Tanto o plano estadual quanto o plano nacional de resíduos sólidos ditam metas para a eliminação e recuperação de lixões, aliados à inclusão social e à emancipação econômica de catadores, que retiram seu sustento da recolha dos resíduos sólidos recicláveis e reutilizáveis, promovendo a reciclagem e permitindo o retorno desses materiais à cadeia produtiva.
A extinção do lixão rendeu até um documentário. Dirigido por Marcelo Pedroso, “O lixão sai, a gente fica” foi filmado entre abril e junho de 2010 e apresenta a situação dos catadores de materiais recicláveis da Vila Emater após o fechamento do lixão pela prefeitura. O fortalecimento da cooperativa, a luta pela implantação da coleta seletiva e a resistência pelo direito à moradia faziam parte do horizonte desses trabalhadores num momento em que precisavam reconstruir suas referências e suas vidas.
Ivanilda Gomes, mais conhecida como Vânia, que integra a Coopvila, explica que a cooperativa foi uma saída para os catadores que trabalhavam no antigo lixão da capital alagoana, em grande parte porque a maioria dos catadores são analfabetos ou possuem baixo grau de escolaridade. “A única maneira de sustentar a família seria se organizar na atividade que já desempenhavam”, disse.
Agora, Dona Eliene trabalha uniformizada, em horários definidos e em um ambiente muito mais seguro. “É outra vida”, resume. Ao mesmo tempo, ela destaca que a transição do lixão para a cooperativa não foi fácil.
“Na cooperativa, todo o ganho é dividido entre os sócios de maneira igual. Mas, eu, sozinha, ganhava entre R$120 e R$160 reais por semana no lixão. Ao chegar na cooperativa, eram necessários três meses para receber R$20. Quem queria? Era fácil desistir se não tivesse o pensamento de que a luta iria dar certo”, admitiu.
Para Vânia, é difícil mudar a mentalidade do catador que trabalha sozinho. “Convencê-lo de que, se nos organizarmos, a gente vai entrar pela porta da frente da sociedade, é o desafio”, avaliou. Ao mesmo tempo, ela acrescenta que a desvalorização da categoria, que existe mesmo quando os trabalhadores estão organizados em cooperativas, se intensifica quando o catador trabalha no lixão.
“Se transforma em preconceito. Às vezes, as pessoas vêem os catadores como coitados. ‘Dá um carrinho de mão a ele, uma comida, e já tá bom’. Não é assim. Nós somos profissionais, como em qualquer outra profissão”, completou.

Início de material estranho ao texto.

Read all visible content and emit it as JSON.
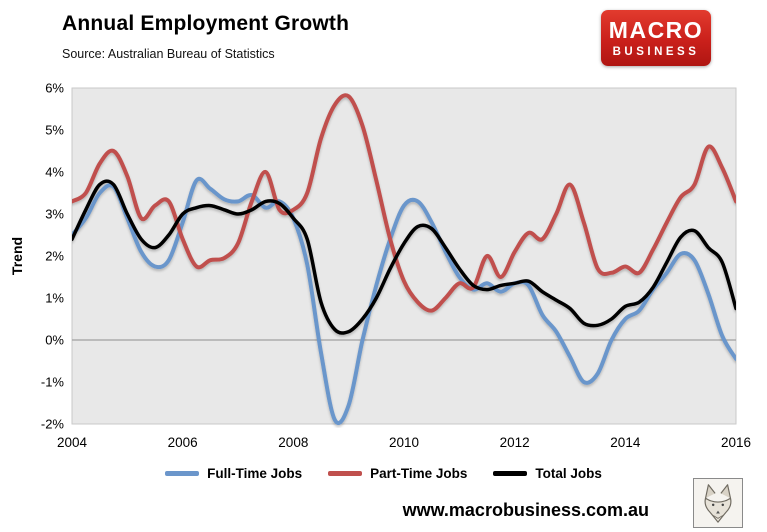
{
  "header": {
    "title": "Annual Employment Growth",
    "subtitle": "Source: Australian Bureau of Statistics",
    "logo": {
      "line1": "MACRO",
      "line2": "BUSINESS",
      "bg_color": "#C8201D",
      "text_color": "#FFFFFF"
    }
  },
  "chart_data": {
    "type": "line",
    "title": "Annual Employment Growth",
    "ylabel": "Trend",
    "xlabel": "",
    "xlim": [
      2004,
      2016
    ],
    "ylim": [
      -2,
      6
    ],
    "x_ticks": [
      2004,
      2006,
      2008,
      2010,
      2012,
      2014,
      2016
    ],
    "y_ticks": [
      6,
      5,
      4,
      3,
      2,
      1,
      0,
      -1,
      -2
    ],
    "y_tick_suffix": "%",
    "grid": "zero-line-only",
    "plot_bg": "#E8E8E8",
    "plot_border": "#C9C9C9",
    "zero_line_color": "#A0A0A0",
    "legend_position": "bottom",
    "x": [
      2004,
      2004.25,
      2004.5,
      2004.75,
      2005,
      2005.25,
      2005.5,
      2005.75,
      2006,
      2006.25,
      2006.5,
      2006.75,
      2007,
      2007.25,
      2007.5,
      2007.75,
      2008,
      2008.25,
      2008.5,
      2008.75,
      2009,
      2009.25,
      2009.5,
      2009.75,
      2010,
      2010.25,
      2010.5,
      2010.75,
      2011,
      2011.25,
      2011.5,
      2011.75,
      2012,
      2012.25,
      2012.5,
      2012.75,
      2013,
      2013.25,
      2013.5,
      2013.75,
      2014,
      2014.25,
      2014.5,
      2014.75,
      2015,
      2015.25,
      2015.5,
      2015.75,
      2016
    ],
    "series": [
      {
        "name": "Full-Time Jobs",
        "color": "#6B96CB",
        "values": [
          2.5,
          2.9,
          3.5,
          3.65,
          2.9,
          2.1,
          1.75,
          1.9,
          2.8,
          3.8,
          3.6,
          3.35,
          3.3,
          3.45,
          3.15,
          3.3,
          2.9,
          1.8,
          -0.3,
          -1.9,
          -1.55,
          0.0,
          1.3,
          2.4,
          3.2,
          3.3,
          2.8,
          2.1,
          1.5,
          1.2,
          1.35,
          1.15,
          1.35,
          1.3,
          0.6,
          0.2,
          -0.4,
          -1.0,
          -0.8,
          0.0,
          0.5,
          0.7,
          1.2,
          1.6,
          2.05,
          1.9,
          1.1,
          0.1,
          -0.45
        ]
      },
      {
        "name": "Part-Time Jobs",
        "color": "#C0504D",
        "values": [
          3.3,
          3.5,
          4.2,
          4.5,
          3.9,
          2.9,
          3.2,
          3.3,
          2.4,
          1.75,
          1.9,
          1.95,
          2.3,
          3.3,
          4.0,
          3.1,
          3.1,
          3.5,
          4.8,
          5.6,
          5.8,
          5.1,
          3.8,
          2.4,
          1.4,
          0.9,
          0.7,
          1.0,
          1.35,
          1.25,
          2.0,
          1.5,
          2.1,
          2.55,
          2.4,
          3.0,
          3.7,
          2.8,
          1.7,
          1.6,
          1.75,
          1.6,
          2.15,
          2.8,
          3.4,
          3.7,
          4.6,
          4.1,
          3.3
        ]
      },
      {
        "name": "Total Jobs",
        "color": "#000000",
        "values": [
          2.4,
          3.1,
          3.7,
          3.7,
          3.0,
          2.4,
          2.2,
          2.5,
          3.0,
          3.15,
          3.2,
          3.1,
          3.0,
          3.1,
          3.3,
          3.25,
          2.9,
          2.4,
          0.9,
          0.25,
          0.2,
          0.5,
          1.0,
          1.7,
          2.3,
          2.7,
          2.65,
          2.2,
          1.7,
          1.3,
          1.2,
          1.3,
          1.35,
          1.4,
          1.15,
          0.95,
          0.75,
          0.4,
          0.35,
          0.5,
          0.8,
          0.9,
          1.25,
          1.85,
          2.45,
          2.6,
          2.2,
          1.85,
          0.75
        ]
      }
    ]
  },
  "footer": {
    "url": "www.macrobusiness.com.au",
    "wolf_icon": "wolf-etching"
  }
}
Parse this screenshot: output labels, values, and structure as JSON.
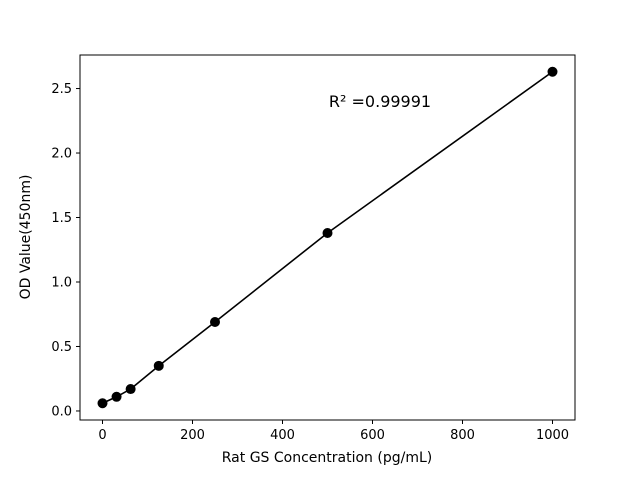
{
  "figure": {
    "background": "#ffffff"
  },
  "chart_data": {
    "type": "scatter",
    "title": "",
    "xlabel": "Rat GS Concentration (pg/mL)",
    "ylabel": "OD Value(450nm)",
    "annotation": "R² =0.99991",
    "x": [
      0,
      31.25,
      62.5,
      125,
      250,
      500,
      1000
    ],
    "y": [
      0.06,
      0.11,
      0.17,
      0.35,
      0.69,
      1.38,
      2.63
    ],
    "xticks": [
      0,
      200,
      400,
      600,
      800,
      1000
    ],
    "yticks": [
      0.0,
      0.5,
      1.0,
      1.5,
      2.0,
      2.5
    ],
    "xlim": [
      -50,
      1050
    ],
    "ylim": [
      -0.07,
      2.76
    ],
    "grid": false,
    "legend": false,
    "line_color": "#000000",
    "marker_color": "#000000",
    "frame_color": "#000000"
  }
}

O cooperativismo solidário como saída no trabalho e na comunidade
De todas as mudanças mencionadas por Vânia e Dona Eliene, o que mais emociona as cooperadas é falar com orgulho do companheirismo, união e solidariedade construídos ao longo da história da Coopvila.
“A partir do momento em que estamos em uma cooperativa, nós nos permitimos mudar nossos hábitos e aprender. E esse aprendizado vale para o empreendimento e para nosso crescimento pessoal”, salientou Dona Eliene.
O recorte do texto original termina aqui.